Issue 3: Sunday evening, after a beautiful sunny day, our battery meter read 100%. We watched a little TV and recharged phones and computers before we turned off the inverter and went to bed. We checked the meter before bed and were around 95% full. Monday morning (the first of four cloudy days in a row) the meter read 52%. How did that happen? It is not good to run the bank below 50% and we were at 52% after only one night. It was another cold morning, but we didn't turn on the furnace because while we had plenty of propane, it takes electricity to run the furnace fan. During the day, the meter went from 90% to 85% to 52% to 74% to 52% in a matter of an hour.
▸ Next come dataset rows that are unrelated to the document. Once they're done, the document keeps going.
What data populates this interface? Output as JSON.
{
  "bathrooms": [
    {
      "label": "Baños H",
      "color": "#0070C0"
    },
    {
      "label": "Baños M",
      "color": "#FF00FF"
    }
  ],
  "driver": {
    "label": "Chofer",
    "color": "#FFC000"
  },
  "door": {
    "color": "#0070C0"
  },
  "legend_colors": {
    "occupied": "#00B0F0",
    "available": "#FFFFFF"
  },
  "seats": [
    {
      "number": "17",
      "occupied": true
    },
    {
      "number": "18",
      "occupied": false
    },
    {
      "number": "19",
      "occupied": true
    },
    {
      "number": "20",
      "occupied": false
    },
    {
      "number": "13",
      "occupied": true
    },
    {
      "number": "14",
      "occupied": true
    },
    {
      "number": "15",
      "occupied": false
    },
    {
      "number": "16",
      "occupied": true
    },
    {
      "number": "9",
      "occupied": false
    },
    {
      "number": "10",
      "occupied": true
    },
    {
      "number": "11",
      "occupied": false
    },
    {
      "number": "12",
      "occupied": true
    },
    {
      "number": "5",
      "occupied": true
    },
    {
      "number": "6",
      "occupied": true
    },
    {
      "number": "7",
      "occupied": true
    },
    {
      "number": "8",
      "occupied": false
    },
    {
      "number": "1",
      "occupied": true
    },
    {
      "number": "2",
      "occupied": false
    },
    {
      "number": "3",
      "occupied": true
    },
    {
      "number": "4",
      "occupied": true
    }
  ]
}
We asked Gary, the RV Doctor, who was teaching at the Conference, what he thought the issue might be. Without going into many details here, he thought one possibility might be the inverter meter not fully recognizing the new batteries. He gave us a couple of ideas to try and the owner of the golf car shop where we purchased the batteries said they would not show full charge until after they had been cycled a few times. Trey eventually went though all the settings on the inverter and we began seeing more realistic numbers, but they remained somewhat unstable. We still had three more days without sun, so we did our best to conserve, still not sure we could trust the inverter's battery meter. Of our seven days drycamping, we had one and a half days of sunshine. There were a few other times when the clouds weren't dark and we saw a little charge added to the batteries, but that is the most stringent battery test we've had so far. We learned a great deal about our system capabilities that week. We don't see ourselves boondocking much, but it is good to know we can live off the grid for a while with our current system.
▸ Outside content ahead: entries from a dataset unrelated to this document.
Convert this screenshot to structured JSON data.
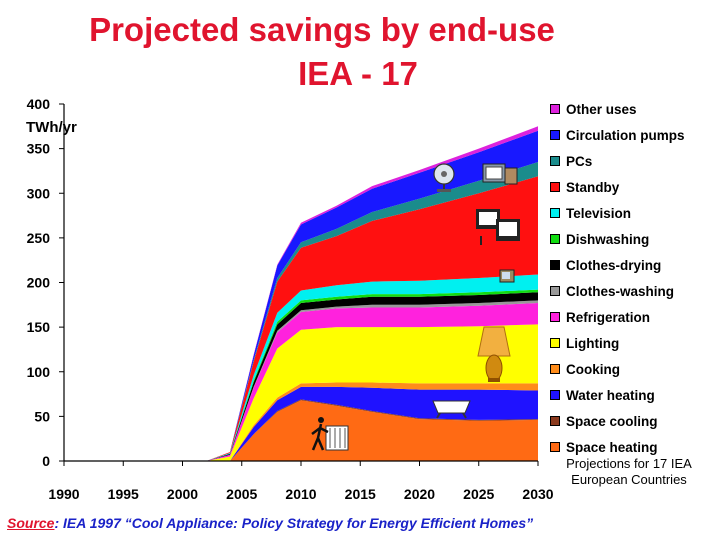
{
  "title_line1": "Projected savings by end-use",
  "title_line2": "IEA - 17",
  "note": "Projections for 17 IEA European Countries",
  "source": {
    "label": "Source",
    "text": ": IEA 1997 “Cool Appliance: Policy Strategy for Energy Efficient Homes”"
  },
  "icons": [
    "fan-icon",
    "monitor-icon",
    "computer-icon",
    "tv-icon",
    "lamp-icon",
    "bathtub-icon",
    "radiator-icon"
  ],
  "chart_data": {
    "type": "area",
    "stacked": true,
    "ylabel": "TWh/yr",
    "xlim": [
      1990,
      2030
    ],
    "ylim": [
      0,
      400
    ],
    "xticks": [
      "1990",
      "1995",
      "2000",
      "2005",
      "2010",
      "2015",
      "2020",
      "2025",
      "2030"
    ],
    "yticks": [
      "0",
      "50",
      "100",
      "150",
      "200",
      "250",
      "300",
      "350",
      "400"
    ],
    "grid": false,
    "legend_position": "right",
    "x": [
      1990,
      2002,
      2004,
      2006,
      2008,
      2010,
      2013,
      2016,
      2020,
      2025,
      2030
    ],
    "series": [
      {
        "name": "Space heating",
        "color": "#ff6a14",
        "values": [
          0,
          0,
          0,
          30,
          55,
          68,
          62,
          55,
          47,
          45,
          46
        ]
      },
      {
        "name": "Space cooling",
        "color": "#8b3a1e",
        "values": [
          0,
          0,
          0,
          0,
          1,
          1,
          1,
          1,
          1,
          1,
          1
        ]
      },
      {
        "name": "Water heating",
        "color": "#1f12ff",
        "values": [
          0,
          0,
          0,
          8,
          12,
          14,
          20,
          26,
          32,
          34,
          32
        ]
      },
      {
        "name": "Cooking",
        "color": "#ff8c1a",
        "values": [
          0,
          0,
          0,
          2,
          3,
          4,
          5,
          6,
          7,
          7,
          8
        ]
      },
      {
        "name": "Lighting",
        "color": "#ffff00",
        "values": [
          0,
          0,
          5,
          30,
          55,
          60,
          62,
          62,
          63,
          64,
          66
        ]
      },
      {
        "name": "Refrigeration",
        "color": "#ff22dd",
        "values": [
          0,
          0,
          2,
          12,
          18,
          20,
          21,
          22,
          22,
          23,
          24
        ]
      },
      {
        "name": "Clothes-washing",
        "color": "#999999",
        "values": [
          0,
          0,
          0,
          1,
          2,
          2,
          2,
          3,
          3,
          3,
          3
        ]
      },
      {
        "name": "Clothes-drying",
        "color": "#000000",
        "values": [
          0,
          0,
          1,
          5,
          7,
          8,
          8,
          9,
          9,
          9,
          9
        ]
      },
      {
        "name": "Dishwashing",
        "color": "#11dd11",
        "values": [
          0,
          0,
          0,
          2,
          3,
          3,
          3,
          3,
          3,
          3,
          3
        ]
      },
      {
        "name": "Television",
        "color": "#00f0f0",
        "values": [
          0,
          0,
          1,
          6,
          10,
          11,
          13,
          14,
          15,
          16,
          17
        ]
      },
      {
        "name": "Standby",
        "color": "#ff1010",
        "values": [
          0,
          0,
          1,
          15,
          35,
          48,
          55,
          68,
          80,
          95,
          110
        ]
      },
      {
        "name": "PCs",
        "color": "#1a8c8c",
        "values": [
          0,
          0,
          0,
          2,
          4,
          6,
          8,
          10,
          12,
          14,
          16
        ]
      },
      {
        "name": "Circulation pumps",
        "color": "#1818ff",
        "values": [
          0,
          0,
          0,
          5,
          14,
          20,
          24,
          26,
          29,
          32,
          35
        ]
      },
      {
        "name": "Other uses",
        "color": "#dd22dd",
        "values": [
          0,
          0,
          0,
          1,
          1,
          2,
          2,
          3,
          3,
          4,
          5
        ]
      }
    ]
  }
}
While dealing with these problems, we tried to remind each other to be thankful in all circumstances. We want to walk in obedience each moment, whether pleasurable or difficult, whether joyous or painful. We fail far too many times, but keep striving to live worthy for the One who works all things for our good.
pray without ceasing,
in everything give thanks;
for this is the will of God in Christ Jesus for you.
1 Thessalonians 5:16-18
Leaving Elizabethtown, we drove through more beautiful midwest countryside.
We landed in Goshen, IN. This was not in the plans, it seems good place to catch our breath and pass Memorial Day weekend.